兵庫県神崎郡市川町、下瀬加(しもせか)。
岡部川の流れる、瀬加谷の入口の村。
千三百年前の地誌に、名の由来が残る村。

地名——風土記の「勢賀」

いまから約1300年前に編まれた地誌『播磨国風土記』に、「勢賀(せか)」の名が見えます。品太天皇(応神天皇)がこの地で狩りをして、多くの猪や鹿を追い出したことから名づけられた——と伝えられています。瀬加という地名は、この「勢賀」に由来すると考えられています。
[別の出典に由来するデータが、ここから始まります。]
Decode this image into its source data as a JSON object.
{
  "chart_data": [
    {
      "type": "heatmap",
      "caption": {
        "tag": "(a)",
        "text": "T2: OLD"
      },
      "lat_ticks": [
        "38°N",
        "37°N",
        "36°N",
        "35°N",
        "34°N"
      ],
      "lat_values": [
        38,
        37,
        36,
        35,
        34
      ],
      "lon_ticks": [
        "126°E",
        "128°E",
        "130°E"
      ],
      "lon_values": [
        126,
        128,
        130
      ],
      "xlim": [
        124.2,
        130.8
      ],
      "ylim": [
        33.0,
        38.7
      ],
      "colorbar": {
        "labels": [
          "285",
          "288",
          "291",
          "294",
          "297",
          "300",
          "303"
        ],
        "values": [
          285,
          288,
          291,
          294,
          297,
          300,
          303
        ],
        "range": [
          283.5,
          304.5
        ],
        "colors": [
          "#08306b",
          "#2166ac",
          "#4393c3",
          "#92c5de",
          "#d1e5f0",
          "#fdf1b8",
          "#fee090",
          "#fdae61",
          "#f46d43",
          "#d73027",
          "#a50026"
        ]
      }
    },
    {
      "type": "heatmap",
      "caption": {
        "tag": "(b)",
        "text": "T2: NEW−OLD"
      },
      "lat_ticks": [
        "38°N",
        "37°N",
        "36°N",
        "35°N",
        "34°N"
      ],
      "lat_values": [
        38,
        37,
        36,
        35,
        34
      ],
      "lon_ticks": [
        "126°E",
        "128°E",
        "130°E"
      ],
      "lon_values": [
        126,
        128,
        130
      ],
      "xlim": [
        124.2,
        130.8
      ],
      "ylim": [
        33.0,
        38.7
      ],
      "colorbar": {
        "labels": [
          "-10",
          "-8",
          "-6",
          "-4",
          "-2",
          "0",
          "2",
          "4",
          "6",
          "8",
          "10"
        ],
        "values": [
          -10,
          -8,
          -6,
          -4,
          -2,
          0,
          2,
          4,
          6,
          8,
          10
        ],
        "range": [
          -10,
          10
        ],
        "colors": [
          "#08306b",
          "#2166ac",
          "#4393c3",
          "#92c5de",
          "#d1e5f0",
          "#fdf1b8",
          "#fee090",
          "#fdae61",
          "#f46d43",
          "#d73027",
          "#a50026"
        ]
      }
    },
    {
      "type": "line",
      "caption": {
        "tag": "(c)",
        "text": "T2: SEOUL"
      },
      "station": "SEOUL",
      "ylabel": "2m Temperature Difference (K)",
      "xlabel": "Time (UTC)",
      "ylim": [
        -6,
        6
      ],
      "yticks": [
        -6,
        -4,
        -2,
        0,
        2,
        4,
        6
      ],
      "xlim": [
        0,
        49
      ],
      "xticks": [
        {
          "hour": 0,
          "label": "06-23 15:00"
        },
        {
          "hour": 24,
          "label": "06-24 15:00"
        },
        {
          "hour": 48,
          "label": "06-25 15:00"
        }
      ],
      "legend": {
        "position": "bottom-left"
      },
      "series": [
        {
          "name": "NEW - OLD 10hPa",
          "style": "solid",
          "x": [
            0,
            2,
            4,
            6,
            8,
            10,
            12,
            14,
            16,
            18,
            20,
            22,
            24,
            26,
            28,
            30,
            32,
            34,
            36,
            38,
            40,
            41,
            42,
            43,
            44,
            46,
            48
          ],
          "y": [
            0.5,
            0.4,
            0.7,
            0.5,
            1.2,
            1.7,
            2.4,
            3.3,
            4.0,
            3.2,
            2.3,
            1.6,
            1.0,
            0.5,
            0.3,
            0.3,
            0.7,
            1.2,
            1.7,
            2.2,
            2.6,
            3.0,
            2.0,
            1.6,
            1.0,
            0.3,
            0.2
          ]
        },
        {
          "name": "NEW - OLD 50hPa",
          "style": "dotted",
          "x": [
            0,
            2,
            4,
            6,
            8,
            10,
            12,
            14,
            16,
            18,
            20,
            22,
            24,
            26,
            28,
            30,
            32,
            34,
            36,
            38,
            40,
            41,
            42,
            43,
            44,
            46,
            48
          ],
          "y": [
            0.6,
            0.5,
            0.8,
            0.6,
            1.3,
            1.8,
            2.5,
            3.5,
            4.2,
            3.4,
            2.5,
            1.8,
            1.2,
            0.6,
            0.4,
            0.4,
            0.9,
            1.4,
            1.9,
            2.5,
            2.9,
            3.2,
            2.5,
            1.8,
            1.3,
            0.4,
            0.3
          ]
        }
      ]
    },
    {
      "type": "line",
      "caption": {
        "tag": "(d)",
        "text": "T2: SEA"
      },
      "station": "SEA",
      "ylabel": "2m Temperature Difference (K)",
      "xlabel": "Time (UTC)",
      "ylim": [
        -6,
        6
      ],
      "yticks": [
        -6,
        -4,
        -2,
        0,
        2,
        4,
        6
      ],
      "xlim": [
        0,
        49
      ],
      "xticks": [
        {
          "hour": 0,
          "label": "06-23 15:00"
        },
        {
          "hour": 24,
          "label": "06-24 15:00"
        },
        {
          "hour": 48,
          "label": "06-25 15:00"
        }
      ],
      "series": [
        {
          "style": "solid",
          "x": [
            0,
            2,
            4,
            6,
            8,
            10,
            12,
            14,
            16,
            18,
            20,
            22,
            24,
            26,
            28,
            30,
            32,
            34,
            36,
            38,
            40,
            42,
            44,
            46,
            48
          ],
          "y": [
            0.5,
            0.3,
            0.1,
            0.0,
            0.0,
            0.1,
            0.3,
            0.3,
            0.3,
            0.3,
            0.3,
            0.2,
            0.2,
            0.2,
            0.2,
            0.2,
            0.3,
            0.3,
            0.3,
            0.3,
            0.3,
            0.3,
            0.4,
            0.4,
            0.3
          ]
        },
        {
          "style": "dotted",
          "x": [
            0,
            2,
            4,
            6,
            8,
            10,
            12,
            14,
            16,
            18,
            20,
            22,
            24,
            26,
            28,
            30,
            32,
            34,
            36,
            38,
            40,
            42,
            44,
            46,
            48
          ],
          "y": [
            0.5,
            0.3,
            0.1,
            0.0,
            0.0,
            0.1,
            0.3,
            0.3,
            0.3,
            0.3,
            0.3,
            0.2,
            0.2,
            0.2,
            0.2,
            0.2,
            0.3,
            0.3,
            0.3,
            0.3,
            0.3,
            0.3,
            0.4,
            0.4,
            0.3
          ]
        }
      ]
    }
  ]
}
谷の下手(しもて)にあたるのが、下瀬加です。

江戸時代——姫路藩の下瀬加村

江戸のころ、この村は神東郡に属する下瀬加村で、姫路藩の領地でした。慶長9年(1604年)には、池田輝政の家臣・荒川半右衛門がこの村で150石の加増を受けた記録が残ります。正保の郷帳には田方505石余・畑方113石余——山あいの谷にしては、豊かな田畑を持つ村でした。

郡天神——天満神社と姫路城主

村の天満神社は、古くは「郡天神(こおりてんじん)」と呼ばれ、国司の崇敬を受けたと伝わります。羽柴秀吉は播磨平定のおり武運長久を祈って5石を寄進し、慶長6年(1601年)には池田輝政も5石を捧げました。宝永6年(1709年)に拝殿が建てられてからは、歴代の姫路城主が夏祭に代参使を立て、神楽を奉納したと記録されています。小さな谷の村の社に、天下人と城主たちの名が連なっています。

明治——瀬加村の大字へ

明治22年(1889年)、町村制の施行により、下瀬加は上瀬加・上牛尾・下牛尾の三つの村とともに合併し、瀬加村の大字となりました。明治29年(1896年)には神東郡と神西郡が合わさって神崎郡が成立——市川を境に東西へ分かれていた古い郡が、ふたたびひとつに戻りました。

昭和三十年から現在——瀬加谷の玄関口

昭和30年(1955年)7月、瀬加村は川辺村・甘地村・鶴居村と合併して市川町となり、下瀬加はその大字として現在に続いています。岡部川ぞいの道に、食事処やそば屋、乳製品の工房——いまも人の集まる、瀬加谷の玄関口です。